I realize this is mainly about the formula(s) for dilution, but at what point does repeated rounds of transmission fluid and filter become more expensive than just going to a shop to have the transmission and torque converter power-flushed, which uses approximately twice the full fill of fluid and just one filter?

Well, in gallon size the fluid is just under $5/quart. The filter doesn’t need to be changed each time I cycle it and, actually, the shop manual says it can be “re-used unless contaminated.”* I’m not even going to try to justify that, but remember that I’m doing some extra changes to forestall the idea of going the full 150,000 miles before doing anything.

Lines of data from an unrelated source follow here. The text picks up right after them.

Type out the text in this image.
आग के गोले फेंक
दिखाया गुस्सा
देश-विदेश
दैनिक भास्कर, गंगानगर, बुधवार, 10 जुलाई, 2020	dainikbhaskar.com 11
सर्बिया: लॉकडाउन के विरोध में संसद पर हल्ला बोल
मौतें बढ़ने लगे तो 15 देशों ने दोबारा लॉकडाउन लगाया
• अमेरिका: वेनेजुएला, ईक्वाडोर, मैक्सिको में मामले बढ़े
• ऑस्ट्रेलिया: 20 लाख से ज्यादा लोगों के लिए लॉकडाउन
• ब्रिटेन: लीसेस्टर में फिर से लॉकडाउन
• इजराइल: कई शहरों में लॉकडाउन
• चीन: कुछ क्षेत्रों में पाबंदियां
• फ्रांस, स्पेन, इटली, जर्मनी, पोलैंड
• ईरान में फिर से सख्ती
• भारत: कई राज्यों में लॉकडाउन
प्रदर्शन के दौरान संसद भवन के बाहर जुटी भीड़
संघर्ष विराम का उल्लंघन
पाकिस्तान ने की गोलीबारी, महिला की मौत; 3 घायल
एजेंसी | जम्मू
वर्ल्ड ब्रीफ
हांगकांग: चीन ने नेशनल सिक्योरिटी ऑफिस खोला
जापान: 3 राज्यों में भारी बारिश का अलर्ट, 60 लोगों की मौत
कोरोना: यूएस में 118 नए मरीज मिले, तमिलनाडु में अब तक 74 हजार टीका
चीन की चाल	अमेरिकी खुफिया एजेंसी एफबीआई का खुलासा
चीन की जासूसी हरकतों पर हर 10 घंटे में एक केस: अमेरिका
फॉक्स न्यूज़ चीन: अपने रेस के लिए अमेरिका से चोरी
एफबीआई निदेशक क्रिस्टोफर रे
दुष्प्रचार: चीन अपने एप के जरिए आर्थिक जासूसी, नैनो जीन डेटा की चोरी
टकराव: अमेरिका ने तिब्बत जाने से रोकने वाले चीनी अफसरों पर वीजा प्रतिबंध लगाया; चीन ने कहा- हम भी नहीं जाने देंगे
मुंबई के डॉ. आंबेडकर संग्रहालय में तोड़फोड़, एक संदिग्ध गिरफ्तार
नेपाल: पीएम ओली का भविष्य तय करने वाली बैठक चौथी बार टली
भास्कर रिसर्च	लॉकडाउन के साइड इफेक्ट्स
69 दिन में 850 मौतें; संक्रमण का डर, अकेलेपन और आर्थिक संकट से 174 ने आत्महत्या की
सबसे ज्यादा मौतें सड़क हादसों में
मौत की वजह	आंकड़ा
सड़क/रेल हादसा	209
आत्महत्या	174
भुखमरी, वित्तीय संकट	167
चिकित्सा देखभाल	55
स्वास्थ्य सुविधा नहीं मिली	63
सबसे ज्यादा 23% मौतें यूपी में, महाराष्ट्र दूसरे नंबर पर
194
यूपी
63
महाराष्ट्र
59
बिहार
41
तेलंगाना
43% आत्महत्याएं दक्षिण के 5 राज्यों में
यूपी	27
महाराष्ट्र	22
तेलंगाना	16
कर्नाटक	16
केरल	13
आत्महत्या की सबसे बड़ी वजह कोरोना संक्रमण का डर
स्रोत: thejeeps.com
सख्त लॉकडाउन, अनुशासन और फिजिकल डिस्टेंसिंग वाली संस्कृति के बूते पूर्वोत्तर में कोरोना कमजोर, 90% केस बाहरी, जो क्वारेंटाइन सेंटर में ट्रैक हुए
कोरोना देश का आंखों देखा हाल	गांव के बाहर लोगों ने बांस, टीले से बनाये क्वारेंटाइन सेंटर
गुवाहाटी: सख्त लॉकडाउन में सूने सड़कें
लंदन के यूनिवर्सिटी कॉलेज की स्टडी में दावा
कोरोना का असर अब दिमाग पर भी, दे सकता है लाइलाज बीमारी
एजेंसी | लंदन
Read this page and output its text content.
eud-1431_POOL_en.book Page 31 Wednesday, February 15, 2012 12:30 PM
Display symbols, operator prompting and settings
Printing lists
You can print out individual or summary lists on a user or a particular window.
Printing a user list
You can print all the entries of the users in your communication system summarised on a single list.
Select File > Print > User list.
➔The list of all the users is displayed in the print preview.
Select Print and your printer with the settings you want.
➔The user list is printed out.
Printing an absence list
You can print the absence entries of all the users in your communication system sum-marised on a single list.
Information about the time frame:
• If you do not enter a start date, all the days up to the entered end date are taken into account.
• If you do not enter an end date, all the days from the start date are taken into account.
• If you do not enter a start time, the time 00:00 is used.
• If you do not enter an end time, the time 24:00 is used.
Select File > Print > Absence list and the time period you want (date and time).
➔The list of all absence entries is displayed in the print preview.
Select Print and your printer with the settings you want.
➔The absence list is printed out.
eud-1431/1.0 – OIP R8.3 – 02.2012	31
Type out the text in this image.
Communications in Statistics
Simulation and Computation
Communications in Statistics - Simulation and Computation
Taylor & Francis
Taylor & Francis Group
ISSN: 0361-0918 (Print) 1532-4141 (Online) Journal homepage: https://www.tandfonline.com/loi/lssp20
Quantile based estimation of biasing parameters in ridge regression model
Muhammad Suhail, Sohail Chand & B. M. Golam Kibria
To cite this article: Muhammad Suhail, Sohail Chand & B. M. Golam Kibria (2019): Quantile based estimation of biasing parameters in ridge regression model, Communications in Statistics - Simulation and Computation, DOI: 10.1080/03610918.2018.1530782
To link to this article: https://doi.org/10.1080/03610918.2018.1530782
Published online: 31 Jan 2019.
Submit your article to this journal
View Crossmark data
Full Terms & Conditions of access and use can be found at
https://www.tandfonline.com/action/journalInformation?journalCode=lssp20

A transmission shop quoted a friend of mine $250 to do a flush. I think I’m still ahead by doing my preventive something instead of just following the manufacturer’s suggestion.

*= Regarding the filter, the transmission shop told my friend that the tranny filter, unlike an oil filter, isn’t meant to get the same granularity of contaminants out. And, when I changed it, the inside of old filter looks like the new one. I don’t see yuck like when I change an oil filter. That, coupled with the service manual’s suggestion to re-use it plus the 150,000 mile interval makes me think I’m ok.

I was recently puzzling out the same issue – drain+fill vs. $250 flush. I came across this calculator, which – even in view-only mode – gives you a pretty good idea (for those trying to avoid the math):

Incidentally, that spreadsheet can be downloaded with formulas in place, and modified to suit your situation, if desired.

File > Download > Microsoft Excel (.xlsx)

That’s cool. I can definitely see a point of diminishing returns for my investment.